さあ、ついに刃牙対勇次郎、地上最強の親子喧嘩が始まります。
本作品のメインテーマですから、かなり大幅に紙面を割いていますね。
集大成ですから、刃牙も色々なものを繰り出してきます。
前述の時速270kmタックルや、トリケラトプス拳等頑張りますが、
ほとんど通用しません。
但し「地上最強の生物」である範馬勇次郎が、
成長した息子を認め、刃牙との戦いを喜ぶ
唯の親バカみたいになってきています。
そしてついに「脳の命令0.5秒前の意識の引き金」という
刃牙シリーズでお馴染みの間隙をぬった攻撃で、
勇次郎をダウン(鼻がチョコット地面に付くだけ)させるんですが、
自分をダウンさせた息子に対し、勇次郎が
「よくやった」「撫でてやる」
と語りかけます。
幼少期から親に甘えたり、優しくされたことなど無い刃牙は
突然の話に戸惑い、反発しながらも涙があふれて止まりません。
刃牙シリーズにはあまり似つかわしくない、展開です。
不覚にも泣きそうになってしまいました。
子供って、客観的にみて、虐げられていたり不遇だったりしても、
以外に平気な様に振舞いますよね。
過去の自分の記憶をたどってみると、
自分をミジメにしない為、自分自身にそうじゃないと思い込ませるというか、
貧乏→だけど別に辛くない。
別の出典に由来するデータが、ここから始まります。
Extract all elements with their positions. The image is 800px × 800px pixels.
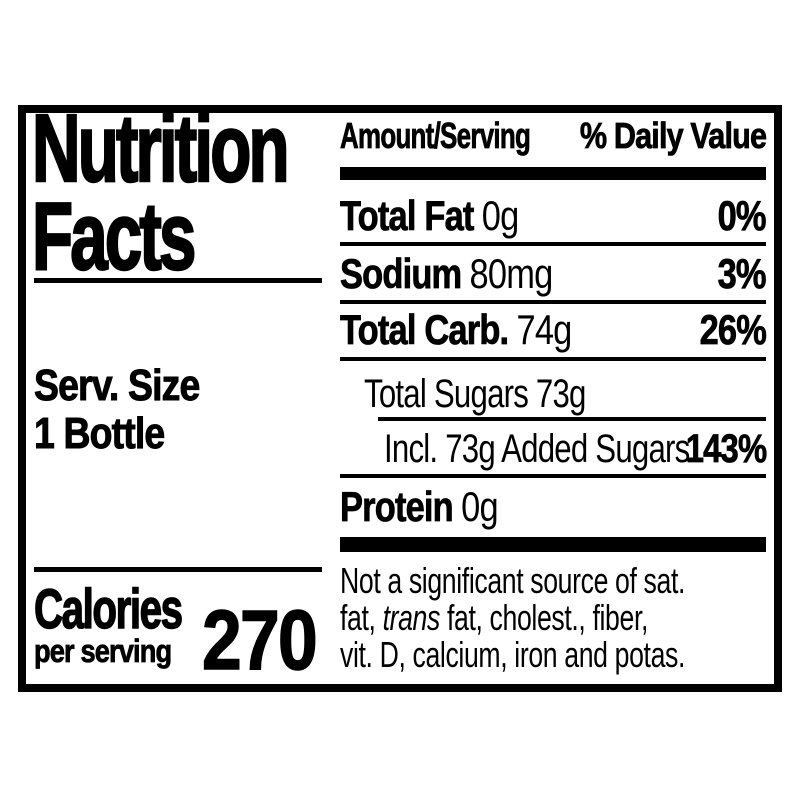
serving-size-value: 1 Bottle bbox=[34, 409, 166, 458]
nutrient-name: Total Carb. bbox=[340, 306, 510, 353]
footnote-line-2-pre: fat, bbox=[340, 597, 383, 638]
footnote-line-2: fat, trans fat, cholest., fiber, bbox=[340, 599, 685, 636]
row-total-carb-text: Total Carb. 74g bbox=[340, 306, 573, 353]
calories-value: 270 bbox=[201, 593, 318, 687]
row-rule bbox=[340, 357, 766, 361]
nutrient-daily-value: 3% bbox=[717, 250, 768, 297]
serving-size-block: Serv. Size 1 Bottle bbox=[34, 361, 201, 458]
row-rule bbox=[340, 242, 766, 246]
nutrient-amount: 80mg bbox=[469, 250, 554, 297]
row-total-sugars-text: Total Sugars 73g bbox=[364, 371, 586, 417]
header-separator-bar bbox=[340, 167, 766, 180]
daily-value-header: % Daily Value bbox=[579, 115, 767, 156]
row-sodium-text: Sodium 80mg bbox=[340, 250, 554, 297]
nutrient-column: Amount/Serving % Daily Value Total Fat 0g… bbox=[340, 113, 768, 684]
nutrient-amount: 0g bbox=[481, 192, 519, 239]
footnote-separator-bar bbox=[340, 537, 766, 552]
nutrient-amount: 73g bbox=[535, 372, 587, 416]
nutrient-amount: 74g bbox=[516, 306, 572, 353]
nutrient-name: Total Sugars bbox=[364, 372, 529, 416]
calories-sublabel: per serving bbox=[34, 633, 173, 669]
nutrient-name: Protein bbox=[340, 483, 454, 530]
nutrition-facts-label: Nutrition Facts Serv. Size 1 Bottle Calo… bbox=[18, 99, 782, 692]
nutrient-daily-value: 143% bbox=[685, 427, 767, 472]
label-title-line2: Facts bbox=[31, 183, 197, 290]
nutrient-daily-value: 0% bbox=[717, 192, 768, 239]
footnote-line-2-post: fat, cholest., fiber, bbox=[439, 597, 649, 638]
label-title-line1: Nutrition bbox=[31, 95, 290, 202]
row-total-carb: Total Carb. 74g 26% bbox=[340, 306, 767, 353]
row-added-sugars: Incl. 73g Added Sugars 143% bbox=[340, 426, 767, 472]
footnote-line-3: vit. D, calcium, iron and potas. bbox=[340, 634, 685, 675]
row-protein: Protein 0g bbox=[340, 483, 766, 530]
nutrient-name: Incl. 73g Added Sugars bbox=[384, 427, 690, 471]
row-added-sugars-text: Incl. 73g Added Sugars bbox=[384, 426, 690, 472]
nutrient-amount: 0g bbox=[461, 483, 498, 530]
title-divider-rule bbox=[34, 278, 322, 283]
row-protein-text: Protein 0g bbox=[340, 483, 499, 530]
row-rule bbox=[340, 474, 766, 478]
calories-label: Calories bbox=[33, 577, 183, 640]
row-sodium: Sodium 80mg 3% bbox=[340, 250, 768, 297]
nutrient-name: Total Fat bbox=[340, 192, 475, 239]
footnote: Not a significant source of sat. fat, tr… bbox=[340, 562, 800, 673]
nutrient-daily-value: 26% bbox=[699, 306, 767, 353]
footnote-line-1: Not a significant source of sat. bbox=[340, 560, 686, 601]
row-rule-indented bbox=[378, 417, 766, 421]
row-total-sugars: Total Sugars 73g bbox=[340, 371, 766, 417]
nutrient-name: Sodium bbox=[340, 250, 463, 297]
row-total-fat-text: Total Fat 0g bbox=[340, 192, 520, 239]
footnote-trans-italic: trans bbox=[382, 597, 441, 638]
row-total-fat: Total Fat 0g 0% bbox=[340, 192, 768, 239]
calories-divider-rule bbox=[34, 567, 322, 572]
row-rule bbox=[340, 300, 766, 304]
amount-per-serving-header: Amount/Serving bbox=[340, 115, 531, 156]
serving-size-label: Serv. Size bbox=[34, 361, 201, 410]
気づかない。
虐待されている→これは躾で、悪いのは自分。
とか、自分の頭の中で、事実の改竄を行っていたことを思い出しました。
その頃は、「大変だね」「よく頑張っているね」「辛くない?」等の
善意の言葉を、到底受け入れることが出来ませんでした。
そりゃそうです。
自分の境遇を客観的に再認識することなど、耐えられませんからね。
刃牙も泣きながら拒否しますが、
そこは格闘マンガ、無理やり撫でるという暴挙に出て、
刃牙に「力とは」「強さとは」を徹底的に思い知らせます。
私もあまり過去を振り返りたくないので、
あまり掘り下げてなくて、ホッとしました。